Approximately 660 companies have been accepted into the program. As a whole, they've promised to create 237,000 jobs. Less than a third of the companies have met their projections, while slightly more than a third of the jobs promised have actually been created.
"Those are pie-in-the-sky projections anyway," scoffed Rep. Mike Reynolds, R-Oklahoma City.
Reynolds calls the Quality Jobs program a socialist-style redistribution of wealth and a miserable failure. He says the program isn't an incentive; it's corporate welfare.
"I don't think any company creates a job just because they get in the Quality Jobs program," said Reynolds. "No, it's just a payoff to those companies."
Reynolds and other critics believe the companies enrolled in the program that have created new jobs would have created the jobs, with or without the tax break.
Commerce Secretary Lopez acknowledges that incentives like Quality Jobs are not usually the primary reason that a company decides to relocate or, if they're already here, add new positions. But he argues they do help.
"I doubt that any CEO would say, because of that alone, did we make that decision," Lopez explained, "I think it's an array of factors, and part of it is the general economic climate of the state -- is it supportive?"
Lopez insists that Quality Jobs sends a strong message to businesses that Oklahoma wants to partner with them.
Far from being a 'corporate payoff,' Lopez says, the program is a payoff to the state. Even if companies haven't hit all their job creation projections, they've still created thousands of new jobs.
"Did they not meet the total number of jobs? No," Lopez admitted. "But every one of those jobs [that they did create] was important to somebody who got the benefit from the compensation from that job."
The bottom line, Lopez says, is that the Quality Jobs program makes it possible for Oklahoma to compete with other states that can offer similar incentives to businesses.
Most every state has some of job incentive program. According to Good Jobs First, a national policy resource center that promotes corporate and government accountability, there are ten other states that have programs very similar to Oklahoma's Quality Jobs.
An important difference in half of those states, however, is that their programs include 'clawback' provisions. Clawbacks allow the state to recover money paid out to a business that doesn't meet basic performance measures.
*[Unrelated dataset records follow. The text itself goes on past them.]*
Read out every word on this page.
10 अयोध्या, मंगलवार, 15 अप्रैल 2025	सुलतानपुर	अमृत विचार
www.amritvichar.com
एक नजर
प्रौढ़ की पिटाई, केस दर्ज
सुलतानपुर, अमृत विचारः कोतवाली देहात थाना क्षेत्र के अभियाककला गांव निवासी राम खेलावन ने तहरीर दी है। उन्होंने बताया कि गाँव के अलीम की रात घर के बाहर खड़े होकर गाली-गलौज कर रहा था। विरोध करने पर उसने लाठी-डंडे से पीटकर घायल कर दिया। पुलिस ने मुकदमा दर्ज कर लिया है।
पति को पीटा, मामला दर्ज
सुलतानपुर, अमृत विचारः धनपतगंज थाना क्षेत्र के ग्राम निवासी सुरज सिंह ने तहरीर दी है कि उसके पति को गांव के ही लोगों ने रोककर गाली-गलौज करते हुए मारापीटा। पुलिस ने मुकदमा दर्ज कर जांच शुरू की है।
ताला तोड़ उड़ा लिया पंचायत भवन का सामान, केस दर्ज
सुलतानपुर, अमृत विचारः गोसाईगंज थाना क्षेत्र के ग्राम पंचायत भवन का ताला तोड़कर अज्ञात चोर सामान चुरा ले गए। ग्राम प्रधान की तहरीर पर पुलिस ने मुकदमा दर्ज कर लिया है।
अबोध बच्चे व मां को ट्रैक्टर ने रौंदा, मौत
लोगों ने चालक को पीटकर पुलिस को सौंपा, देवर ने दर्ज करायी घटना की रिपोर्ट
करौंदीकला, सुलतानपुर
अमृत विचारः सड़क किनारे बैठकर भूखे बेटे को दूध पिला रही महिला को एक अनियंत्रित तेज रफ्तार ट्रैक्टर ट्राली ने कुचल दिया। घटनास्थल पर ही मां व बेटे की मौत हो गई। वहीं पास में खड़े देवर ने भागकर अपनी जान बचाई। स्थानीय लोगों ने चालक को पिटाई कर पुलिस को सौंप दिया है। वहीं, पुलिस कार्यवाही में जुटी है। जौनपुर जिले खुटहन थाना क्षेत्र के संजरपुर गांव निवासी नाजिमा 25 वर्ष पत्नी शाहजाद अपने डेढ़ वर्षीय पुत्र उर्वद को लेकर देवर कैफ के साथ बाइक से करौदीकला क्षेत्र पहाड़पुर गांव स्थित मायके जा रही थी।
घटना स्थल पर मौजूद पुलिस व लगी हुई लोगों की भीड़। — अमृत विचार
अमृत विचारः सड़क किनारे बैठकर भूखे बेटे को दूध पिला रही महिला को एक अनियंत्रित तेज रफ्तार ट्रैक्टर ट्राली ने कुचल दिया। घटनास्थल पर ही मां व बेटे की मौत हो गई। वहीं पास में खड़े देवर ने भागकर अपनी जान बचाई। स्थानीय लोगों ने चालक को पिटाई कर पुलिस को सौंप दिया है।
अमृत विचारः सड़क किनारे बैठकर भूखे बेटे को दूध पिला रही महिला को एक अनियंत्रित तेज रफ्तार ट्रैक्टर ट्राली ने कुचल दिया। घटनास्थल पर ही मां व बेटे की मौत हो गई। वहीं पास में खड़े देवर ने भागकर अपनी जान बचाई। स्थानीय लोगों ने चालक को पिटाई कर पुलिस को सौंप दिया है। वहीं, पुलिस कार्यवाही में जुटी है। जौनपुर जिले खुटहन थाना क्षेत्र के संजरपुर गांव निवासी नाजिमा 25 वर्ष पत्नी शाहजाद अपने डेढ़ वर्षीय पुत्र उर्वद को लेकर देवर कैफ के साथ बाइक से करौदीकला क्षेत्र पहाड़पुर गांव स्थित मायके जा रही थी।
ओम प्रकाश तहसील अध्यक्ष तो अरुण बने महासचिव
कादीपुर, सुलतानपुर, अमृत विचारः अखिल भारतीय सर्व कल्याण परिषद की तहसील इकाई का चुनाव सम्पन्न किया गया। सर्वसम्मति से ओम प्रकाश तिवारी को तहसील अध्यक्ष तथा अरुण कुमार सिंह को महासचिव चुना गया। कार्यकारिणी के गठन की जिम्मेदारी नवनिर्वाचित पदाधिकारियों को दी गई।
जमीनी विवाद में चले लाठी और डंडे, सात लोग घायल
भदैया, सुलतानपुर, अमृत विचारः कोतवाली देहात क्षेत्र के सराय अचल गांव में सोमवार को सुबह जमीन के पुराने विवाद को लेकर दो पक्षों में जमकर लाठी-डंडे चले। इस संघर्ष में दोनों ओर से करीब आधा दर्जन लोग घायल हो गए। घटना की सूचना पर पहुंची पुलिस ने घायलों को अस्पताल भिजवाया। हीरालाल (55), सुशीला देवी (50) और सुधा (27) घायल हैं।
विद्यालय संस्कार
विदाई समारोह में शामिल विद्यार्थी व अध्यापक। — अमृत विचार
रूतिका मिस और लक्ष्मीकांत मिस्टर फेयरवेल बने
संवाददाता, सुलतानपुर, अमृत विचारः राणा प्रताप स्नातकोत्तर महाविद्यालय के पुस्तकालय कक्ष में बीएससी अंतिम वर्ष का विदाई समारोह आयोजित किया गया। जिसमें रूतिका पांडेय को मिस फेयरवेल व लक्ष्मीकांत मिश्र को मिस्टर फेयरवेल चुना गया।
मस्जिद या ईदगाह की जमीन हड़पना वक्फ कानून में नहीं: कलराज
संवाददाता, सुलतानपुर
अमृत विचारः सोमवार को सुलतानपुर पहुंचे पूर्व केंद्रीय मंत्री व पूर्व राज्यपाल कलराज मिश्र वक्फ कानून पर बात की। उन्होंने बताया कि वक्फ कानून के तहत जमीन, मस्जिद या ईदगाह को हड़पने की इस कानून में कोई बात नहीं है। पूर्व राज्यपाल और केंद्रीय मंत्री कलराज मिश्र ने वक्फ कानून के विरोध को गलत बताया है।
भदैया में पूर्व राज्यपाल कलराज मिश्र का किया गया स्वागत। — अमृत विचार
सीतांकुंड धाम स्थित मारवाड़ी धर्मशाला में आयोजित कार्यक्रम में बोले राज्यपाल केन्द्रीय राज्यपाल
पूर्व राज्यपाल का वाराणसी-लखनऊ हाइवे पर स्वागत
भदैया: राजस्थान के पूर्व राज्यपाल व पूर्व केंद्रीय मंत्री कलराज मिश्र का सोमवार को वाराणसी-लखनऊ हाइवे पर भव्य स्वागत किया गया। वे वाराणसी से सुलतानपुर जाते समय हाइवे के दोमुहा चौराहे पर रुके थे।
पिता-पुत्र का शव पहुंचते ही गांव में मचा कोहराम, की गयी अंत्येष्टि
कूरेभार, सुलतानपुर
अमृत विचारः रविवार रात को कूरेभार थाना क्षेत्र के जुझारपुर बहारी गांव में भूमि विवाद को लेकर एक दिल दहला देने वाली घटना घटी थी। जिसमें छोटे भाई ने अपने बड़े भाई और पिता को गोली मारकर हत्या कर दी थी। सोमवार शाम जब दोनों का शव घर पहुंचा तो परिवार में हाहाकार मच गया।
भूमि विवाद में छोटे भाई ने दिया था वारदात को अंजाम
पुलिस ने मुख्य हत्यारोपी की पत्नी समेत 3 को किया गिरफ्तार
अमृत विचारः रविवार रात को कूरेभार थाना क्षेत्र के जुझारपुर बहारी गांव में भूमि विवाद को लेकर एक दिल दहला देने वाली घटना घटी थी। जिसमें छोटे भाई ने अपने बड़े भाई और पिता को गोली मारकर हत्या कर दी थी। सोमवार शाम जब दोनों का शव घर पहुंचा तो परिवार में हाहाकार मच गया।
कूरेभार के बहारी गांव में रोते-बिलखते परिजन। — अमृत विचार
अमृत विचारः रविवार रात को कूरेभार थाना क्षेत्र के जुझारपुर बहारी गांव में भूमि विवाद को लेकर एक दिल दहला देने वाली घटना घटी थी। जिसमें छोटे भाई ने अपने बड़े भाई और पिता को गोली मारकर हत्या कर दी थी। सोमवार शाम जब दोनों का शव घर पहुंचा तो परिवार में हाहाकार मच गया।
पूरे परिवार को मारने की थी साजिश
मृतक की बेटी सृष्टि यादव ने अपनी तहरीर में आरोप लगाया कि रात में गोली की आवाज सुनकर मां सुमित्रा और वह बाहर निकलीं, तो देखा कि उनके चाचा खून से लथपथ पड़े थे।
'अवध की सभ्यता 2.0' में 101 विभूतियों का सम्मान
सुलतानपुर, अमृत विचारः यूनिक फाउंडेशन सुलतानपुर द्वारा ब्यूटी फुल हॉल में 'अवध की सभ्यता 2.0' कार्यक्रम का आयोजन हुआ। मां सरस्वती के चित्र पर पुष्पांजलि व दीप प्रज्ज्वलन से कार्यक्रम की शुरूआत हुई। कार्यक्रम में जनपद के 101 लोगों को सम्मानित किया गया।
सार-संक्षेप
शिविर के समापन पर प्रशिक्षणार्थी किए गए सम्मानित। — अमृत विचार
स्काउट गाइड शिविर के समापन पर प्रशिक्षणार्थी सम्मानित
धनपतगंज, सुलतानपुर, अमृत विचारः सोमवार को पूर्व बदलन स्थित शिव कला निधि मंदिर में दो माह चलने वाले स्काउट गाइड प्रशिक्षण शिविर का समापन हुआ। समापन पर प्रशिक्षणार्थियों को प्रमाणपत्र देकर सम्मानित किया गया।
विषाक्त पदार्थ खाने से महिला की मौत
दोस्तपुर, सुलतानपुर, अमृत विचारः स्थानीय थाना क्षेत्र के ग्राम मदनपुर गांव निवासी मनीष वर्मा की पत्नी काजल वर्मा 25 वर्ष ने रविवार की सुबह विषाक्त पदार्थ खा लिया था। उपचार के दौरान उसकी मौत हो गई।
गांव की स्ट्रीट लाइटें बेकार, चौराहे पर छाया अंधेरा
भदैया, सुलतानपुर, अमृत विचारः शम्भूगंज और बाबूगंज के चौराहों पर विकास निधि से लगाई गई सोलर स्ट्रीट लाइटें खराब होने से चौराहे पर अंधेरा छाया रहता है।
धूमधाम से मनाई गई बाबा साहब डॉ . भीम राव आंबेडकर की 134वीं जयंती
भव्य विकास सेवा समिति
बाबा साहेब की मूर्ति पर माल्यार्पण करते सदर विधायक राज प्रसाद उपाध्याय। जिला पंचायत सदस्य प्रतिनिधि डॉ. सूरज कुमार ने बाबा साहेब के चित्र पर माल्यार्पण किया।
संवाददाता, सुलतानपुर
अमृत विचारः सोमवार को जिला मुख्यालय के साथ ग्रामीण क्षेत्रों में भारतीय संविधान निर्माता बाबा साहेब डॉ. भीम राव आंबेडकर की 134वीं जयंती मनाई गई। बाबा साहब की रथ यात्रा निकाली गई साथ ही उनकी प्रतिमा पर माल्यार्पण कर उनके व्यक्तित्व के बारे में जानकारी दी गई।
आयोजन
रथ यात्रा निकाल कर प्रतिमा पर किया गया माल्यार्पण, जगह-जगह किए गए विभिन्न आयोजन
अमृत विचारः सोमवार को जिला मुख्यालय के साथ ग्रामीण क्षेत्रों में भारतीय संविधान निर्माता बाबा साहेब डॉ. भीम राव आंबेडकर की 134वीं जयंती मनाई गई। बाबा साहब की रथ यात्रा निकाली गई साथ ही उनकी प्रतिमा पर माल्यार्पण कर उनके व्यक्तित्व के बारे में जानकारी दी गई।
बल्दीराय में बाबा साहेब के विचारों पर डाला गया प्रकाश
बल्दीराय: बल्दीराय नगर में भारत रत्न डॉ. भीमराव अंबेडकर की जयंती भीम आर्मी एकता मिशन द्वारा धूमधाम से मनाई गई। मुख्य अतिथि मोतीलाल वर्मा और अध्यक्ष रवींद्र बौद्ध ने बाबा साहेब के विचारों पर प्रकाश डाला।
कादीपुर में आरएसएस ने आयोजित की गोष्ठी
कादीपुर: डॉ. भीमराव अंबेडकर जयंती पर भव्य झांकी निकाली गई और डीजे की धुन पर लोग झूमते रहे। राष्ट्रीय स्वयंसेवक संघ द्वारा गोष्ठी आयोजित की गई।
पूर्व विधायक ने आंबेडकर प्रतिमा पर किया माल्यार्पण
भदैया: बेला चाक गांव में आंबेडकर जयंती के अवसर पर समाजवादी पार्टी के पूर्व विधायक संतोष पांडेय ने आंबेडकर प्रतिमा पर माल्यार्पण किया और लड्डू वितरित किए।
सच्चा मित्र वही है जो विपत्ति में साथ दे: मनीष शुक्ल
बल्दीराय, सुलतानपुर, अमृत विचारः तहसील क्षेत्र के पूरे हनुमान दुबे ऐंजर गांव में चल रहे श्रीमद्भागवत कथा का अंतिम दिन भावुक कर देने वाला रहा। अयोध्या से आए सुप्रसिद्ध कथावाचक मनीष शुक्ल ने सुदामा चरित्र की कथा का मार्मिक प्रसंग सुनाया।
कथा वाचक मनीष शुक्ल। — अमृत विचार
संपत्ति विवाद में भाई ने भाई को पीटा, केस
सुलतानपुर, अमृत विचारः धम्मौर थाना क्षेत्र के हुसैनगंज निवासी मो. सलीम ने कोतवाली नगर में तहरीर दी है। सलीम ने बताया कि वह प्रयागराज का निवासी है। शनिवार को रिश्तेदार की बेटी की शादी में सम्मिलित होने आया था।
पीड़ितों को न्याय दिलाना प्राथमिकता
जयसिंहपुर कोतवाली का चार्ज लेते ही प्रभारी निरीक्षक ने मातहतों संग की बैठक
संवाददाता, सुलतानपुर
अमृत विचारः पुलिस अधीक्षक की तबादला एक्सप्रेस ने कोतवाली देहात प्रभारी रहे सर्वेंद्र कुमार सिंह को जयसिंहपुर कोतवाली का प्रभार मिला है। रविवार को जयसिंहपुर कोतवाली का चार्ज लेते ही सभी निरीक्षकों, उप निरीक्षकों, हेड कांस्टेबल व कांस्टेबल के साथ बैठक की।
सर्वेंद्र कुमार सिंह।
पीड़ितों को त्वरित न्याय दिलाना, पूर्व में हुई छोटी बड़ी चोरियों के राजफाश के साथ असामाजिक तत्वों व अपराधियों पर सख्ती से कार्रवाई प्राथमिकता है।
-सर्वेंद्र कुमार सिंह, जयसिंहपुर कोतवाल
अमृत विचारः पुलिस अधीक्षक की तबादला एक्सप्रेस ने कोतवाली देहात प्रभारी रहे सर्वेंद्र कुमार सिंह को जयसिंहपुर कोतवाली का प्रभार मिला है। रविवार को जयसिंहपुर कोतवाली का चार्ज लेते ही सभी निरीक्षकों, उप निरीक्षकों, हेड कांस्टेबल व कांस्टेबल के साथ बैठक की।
Companies enrolled in the Oklahoma's Quality Jobs program have three years to generate $2.5 million in new taxable payroll for four consecutive quarters. If they are unable to achieve this benchmark, they are dropped from the program. Approximately one out of every three companies approved for Quality Jobs ends up being dropped.
Oklahoma does not have a clawback provision, which means that tax breaks paid to companies that fail to meet the $2.5 threshold do not have to be repaid -- a fact that some lawmakers would like to change. Some say they'll be looking to eliminate the program altogether.
"Anytime I see legislation available to end the program," said Rep. Reynolds. "I'll be trying to do that."